ウンカの腹の中から寄生虫が出てきたところです。このような寄生虫がウンカの中に結構寄生します。
カマバチというハチがウンカを捕まえて卵を産み付けている写真です。
イトトンボがガの仲間を捕まえているところです。
九州の赤トンボは、東南アジアから飛んできます。田んぼでヤゴから親になったところです。大体稲の4株に1匹ぐらい生まれる計算になります。
田んぼの中で一番多いアメンボウです。皆さん、見たことは当然ないでしょう。このようなアメンボウが田んぼの中にいて、いっぱい害虫を食べます。

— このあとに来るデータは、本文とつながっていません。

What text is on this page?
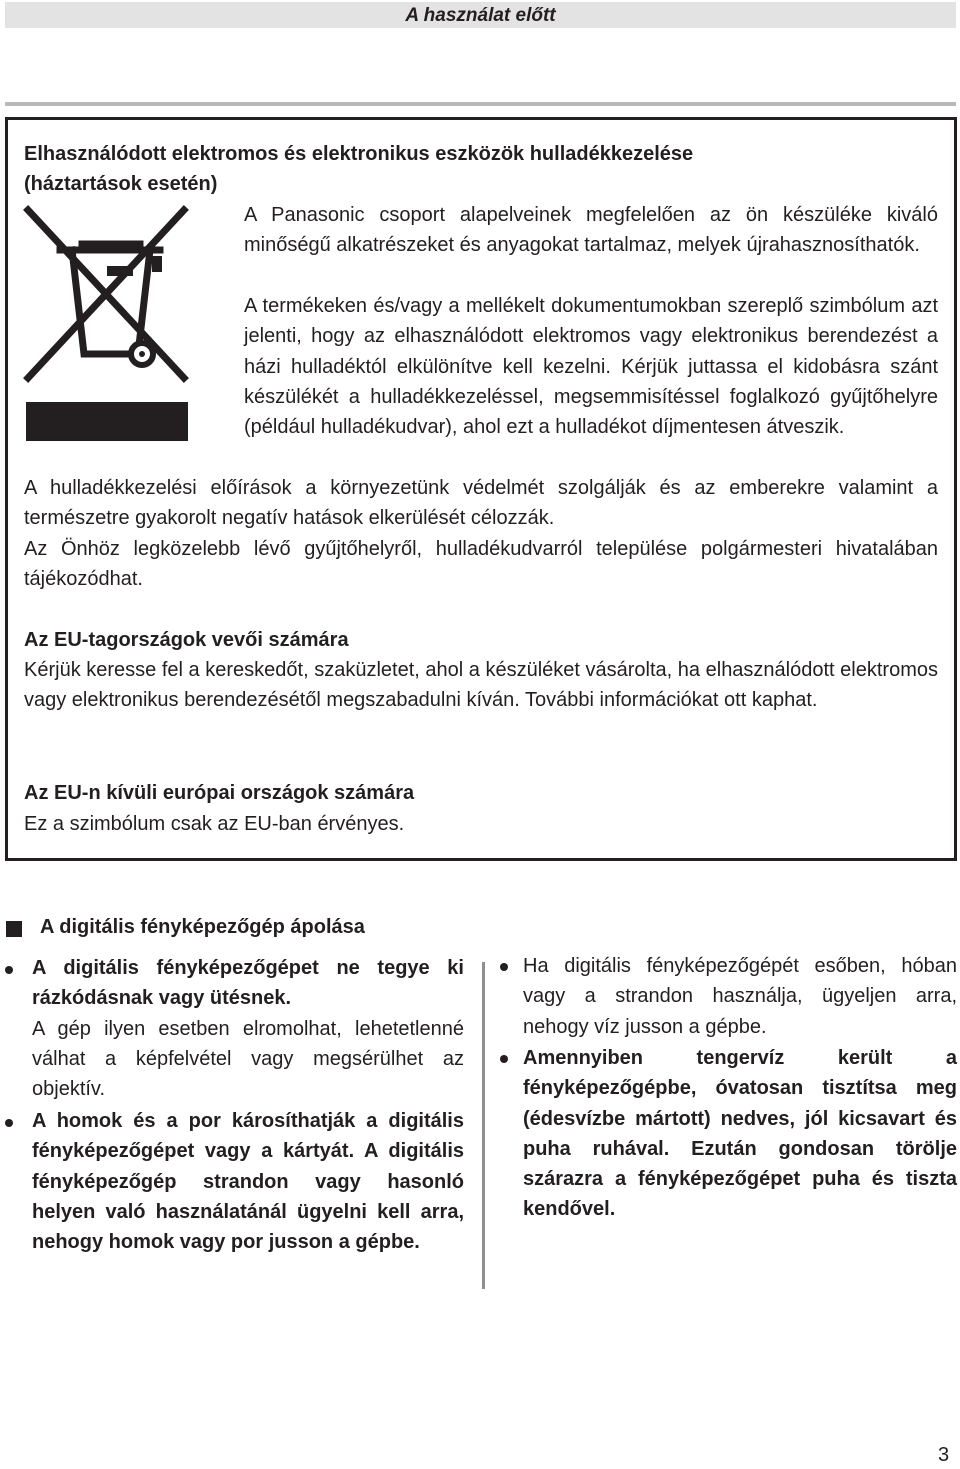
A használat előtt
Elhasználódott elektromos és elektronikus eszközök hulladékkezelése
(háztartások esetén)
A Panasonic csoport alapelveinek megfelelően az ön készüléke kiváló minőségű alkatrészeket és anyagokat tartalmaz, melyek újrahasznosíthatók.
A termékeken és/vagy a mellékelt dokumentumokban szereplő szimbólum azt jelenti, hogy az elhasználódott elektromos vagy elektronikus berendezést a házi hulladéktól elkülönítve kell kezelni. Kérjük juttassa el kidobásra szánt készülékét a hulladékkezeléssel, megsemmisítéssel foglalkozó gyűjtőhelyre (például hulladékudvar), ahol ezt a hulladékot díjmentesen átveszik.
A hulladékkezelési előírások a környezetünk védelmét szolgálják és az emberekre valamint a természetre gyakorolt negatív hatások elkerülését célozzák.
Az Önhöz legközelebb lévő gyűjtőhelyről, hulladékudvarról települése polgármesteri hivatalában tájékozódhat.
Az EU-tagországok vevői számára
Kérjük keresse fel a kereskedőt, szaküzletet, ahol a készüléket vásárolta, ha elhasználódott elektromos vagy elektronikus berendezésétől megszabadulni kíván. További információkat ott kaphat.
Az EU-n kívüli európai országok számára
Ez a szimbólum csak az EU-ban érvényes.
A digitális fényképezőgép ápolása
A digitális fényképezőgépet ne tegye ki rázkódásnak vagy ütésnek.
A gép ilyen esetben elromolhat, lehetetlenné válhat a képfelvétel vagy megsérülhet az objektív.
A homok és a por károsíthatják a digitális fényképezőgépet vagy a kártyát. A digitális fényképezőgép strandon vagy hasonló helyen való használatánál ügyelni kell arra, nehogy homok vagy por jusson a gépbe.
Ha digitális fényképezőgépét esőben, hóban vagy a strandon használja, ügyeljen arra, nehogy víz jusson a gépbe.
Amennyiben tengervíz került a fényképezőgépbe, óvatosan tisztítsa meg (édesvízbe mártott) nedves, jól kicsavart és puha ruhával. Ezután gondosan törölje szárazra a fényképezőgépet puha és tiszta kendővel.
3
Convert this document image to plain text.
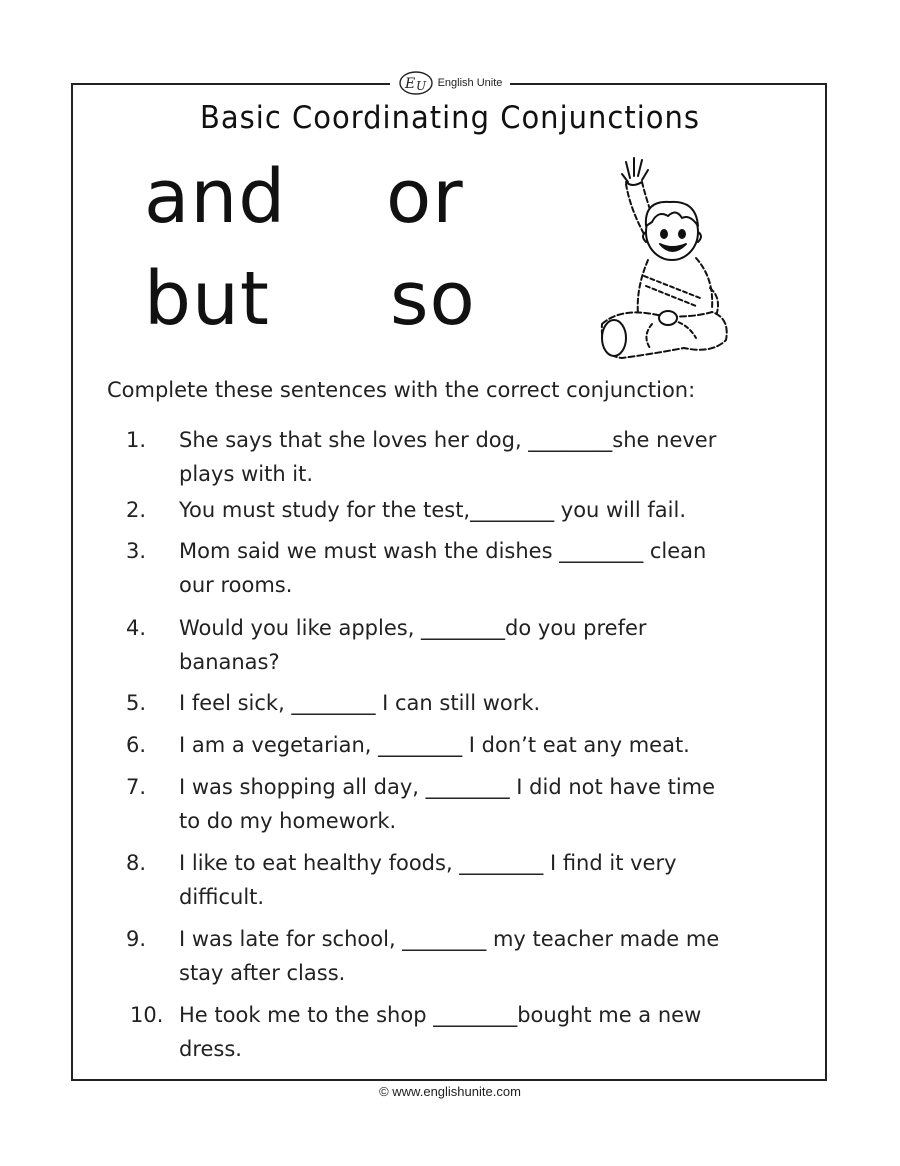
E U English Unite
Basic Coordinating Conjunctions
and or
but so
Complete these sentences with the correct conjunction:
1.	She says that she loves her dog, ________she never
plays with it.
2.	You must study for the test,________ you will fail.
3.	Mom said we must wash the dishes ________ clean
our rooms.
4.	Would you like apples, ________do you prefer
bananas?
5.	I feel sick, ________ I can still work.
6.	I am a vegetarian, ________ I don’t eat any meat.
7.	I was shopping all day, ________ I did not have time
to do my homework.
8.	I like to eat healthy foods, ________ I find it very
difficult.
9.	I was late for school, ________ my teacher made me
stay after class.
10. He took me to the shop ________bought me a new
dress.
© www.englishunite.com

アマガエル、ツチカエルです。カエルもよく虫を食います。
田んぼで一番害虫を食べるのはクモです。クモは20〜30種類ありますが、これはコモリグモというクモで、背中にブツブツがありますが、あれは全部子どものクモです。おんぶして歩きまわっているからコモリグモといいます。すごく殊勝なクモです。
トビムシです。後で説明しますが、害虫でも益虫でもない虫です。稲のわらを食べている虫で、田んぼには無数にいます。
コシマゲンゴロウです。昔の大きなゲンゴロウは今ほとんど見かけません。ゲンゴロウの種類はこのコシマゲンゴロウだけになってしまいました。
タイコウチも害にもならない益にもならない虫です。実は、この害にもならない益にもならないという考え方が、大きな世界を切り開いていきますが、それは後で言います。
メダカも稲にとっては別に害にも益にもならない。
ドジョウは人間にとっては益になるでしょう。食べればいいのですが、今はほとんどいません。田んぼの区画整理が進んだ結果です。